Last year was my first time to grow in an unheated greenhouse. I was successful growing lettuces and herbs using my aquaponic system without heat. I did heat the water in my fish tanks using home made water heaters, I kept the water ttemperature around 60 to 50 degrees F. During the nights when the temp dropped to low I would use row covers over my grow beds. I learned that during the night the greenhouse would maintain ten to fifteen (15°) degrees warner than the outside temperature. When I used row covers over my grow beds the temperature around the plants would increase four to six degrees with each row cover.  I did add a double row cover a few times during the winter giving me at least eighteen (18°)degrees over the outside temperature.

This winter the worst night we had the temperature got down to twenty (20°) degrees. The lowest temperature the greenhouse got that night was thirty-three (33°) degrees. So far this winter I have not had to use the row covers. I do try to maintain my water temperature around seventy (70°) degrees using the water heaters I made.

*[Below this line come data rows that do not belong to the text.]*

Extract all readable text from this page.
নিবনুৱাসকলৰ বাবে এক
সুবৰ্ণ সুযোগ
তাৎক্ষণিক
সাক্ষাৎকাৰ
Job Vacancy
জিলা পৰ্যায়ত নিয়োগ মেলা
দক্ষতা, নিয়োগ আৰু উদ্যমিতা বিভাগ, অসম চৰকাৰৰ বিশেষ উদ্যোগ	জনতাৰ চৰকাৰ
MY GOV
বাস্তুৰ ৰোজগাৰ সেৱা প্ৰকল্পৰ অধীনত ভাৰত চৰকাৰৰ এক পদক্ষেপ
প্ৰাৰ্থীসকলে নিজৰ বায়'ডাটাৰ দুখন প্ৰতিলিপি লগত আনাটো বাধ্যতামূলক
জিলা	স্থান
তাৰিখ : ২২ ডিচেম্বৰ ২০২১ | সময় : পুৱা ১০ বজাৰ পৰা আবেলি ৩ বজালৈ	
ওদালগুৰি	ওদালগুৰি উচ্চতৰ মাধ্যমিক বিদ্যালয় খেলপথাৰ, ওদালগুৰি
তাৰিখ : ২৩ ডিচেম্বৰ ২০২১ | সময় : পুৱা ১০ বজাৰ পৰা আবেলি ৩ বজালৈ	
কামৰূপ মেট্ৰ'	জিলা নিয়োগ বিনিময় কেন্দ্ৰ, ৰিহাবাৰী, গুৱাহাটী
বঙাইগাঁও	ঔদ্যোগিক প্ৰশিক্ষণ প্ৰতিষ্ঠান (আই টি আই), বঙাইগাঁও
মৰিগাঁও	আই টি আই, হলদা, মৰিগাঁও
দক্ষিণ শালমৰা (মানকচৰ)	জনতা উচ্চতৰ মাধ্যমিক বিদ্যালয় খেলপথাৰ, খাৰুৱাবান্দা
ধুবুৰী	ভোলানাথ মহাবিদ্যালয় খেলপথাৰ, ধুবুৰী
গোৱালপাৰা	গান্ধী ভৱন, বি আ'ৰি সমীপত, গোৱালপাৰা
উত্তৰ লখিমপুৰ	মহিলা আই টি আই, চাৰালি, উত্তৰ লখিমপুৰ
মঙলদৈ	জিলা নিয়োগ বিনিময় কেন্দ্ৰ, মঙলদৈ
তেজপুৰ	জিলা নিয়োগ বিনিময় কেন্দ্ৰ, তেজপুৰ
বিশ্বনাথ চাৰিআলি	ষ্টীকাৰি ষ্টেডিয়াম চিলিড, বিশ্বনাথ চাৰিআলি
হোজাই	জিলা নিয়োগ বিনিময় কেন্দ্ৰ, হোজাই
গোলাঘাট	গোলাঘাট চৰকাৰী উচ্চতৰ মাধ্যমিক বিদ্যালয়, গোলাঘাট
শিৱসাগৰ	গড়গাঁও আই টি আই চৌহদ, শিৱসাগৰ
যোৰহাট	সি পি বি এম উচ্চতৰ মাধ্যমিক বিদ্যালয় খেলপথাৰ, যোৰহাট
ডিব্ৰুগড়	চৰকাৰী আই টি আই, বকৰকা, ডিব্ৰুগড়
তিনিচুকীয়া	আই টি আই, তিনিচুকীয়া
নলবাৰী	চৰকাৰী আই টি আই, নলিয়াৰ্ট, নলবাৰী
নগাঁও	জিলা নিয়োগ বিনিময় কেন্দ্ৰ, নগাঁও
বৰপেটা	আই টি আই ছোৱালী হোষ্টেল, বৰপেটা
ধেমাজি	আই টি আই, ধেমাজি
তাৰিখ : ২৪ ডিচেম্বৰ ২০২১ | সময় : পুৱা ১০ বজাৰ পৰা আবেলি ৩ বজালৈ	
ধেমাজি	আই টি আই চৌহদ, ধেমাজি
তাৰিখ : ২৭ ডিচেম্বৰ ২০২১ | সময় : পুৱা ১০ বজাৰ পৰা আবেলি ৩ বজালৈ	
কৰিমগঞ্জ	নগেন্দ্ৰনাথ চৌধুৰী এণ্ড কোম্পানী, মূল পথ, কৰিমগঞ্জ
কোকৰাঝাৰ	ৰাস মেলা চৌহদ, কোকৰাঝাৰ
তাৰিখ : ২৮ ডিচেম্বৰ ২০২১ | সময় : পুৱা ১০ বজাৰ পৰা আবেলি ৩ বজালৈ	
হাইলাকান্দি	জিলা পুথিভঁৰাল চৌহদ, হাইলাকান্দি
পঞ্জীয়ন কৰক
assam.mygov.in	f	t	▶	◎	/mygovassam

There are two main reasons I try to maintain the water temperature at seventy degrees.  Tilapia are a warm water fish liking the water temperature above seventy degrees and plants roots are able to provide good growth at that temperature also. Beneficial bacteria are able to perform their best around the same temperature. Tilapia would do much better if I maintained the water temperature at seventy-five degrees and the plants would perform better also. The only thing holding me back from maintaining this temperature is that I need to make another heater. I’m heating five thousand gallons of water. At the moment I only have three heaters made. Another thing I did to help maintain water temperature is that I wrapped expanded polystyrene foam board insulation around the fish tanks.

For lettuce, radishes, beets, herbs, and many other crops growing during the winter is not a problem as long as the leaves do not get frostbitten. Their growth might slow a little due to the cooler temperatures and the shorter days but with the proper care they do quite well. I have learned that cucumbers and squash stop flowering at cooler temperatures making it useless to grow them until early spring. Tomatoes survived until a last week, the first week of December. They were flowering and still putting off fruit until we had several days in a row where the temperature was in the twenties. If I had placed row covers over them they probably would have survived during those cold days. I still have jalapeno peppers growing in one of my aquaponic beds, they no longer flower or produce fruit but they have not dropped their leaves, they look marginally healthy. I will start germinating seeds for early spring planting later this month. Between the aquaponic system and the hoop house I will be able to have cucumbers, tomatoes, and squash by May. The growth will be slow but being able to provide summer vegetables in early spring is well worth the effort of using row covers.

Through experience I’m learning that we shouldn’t fight mother nature but work with her. This will eliminate many of the struggles we have growing vegetables and the cost of production of production.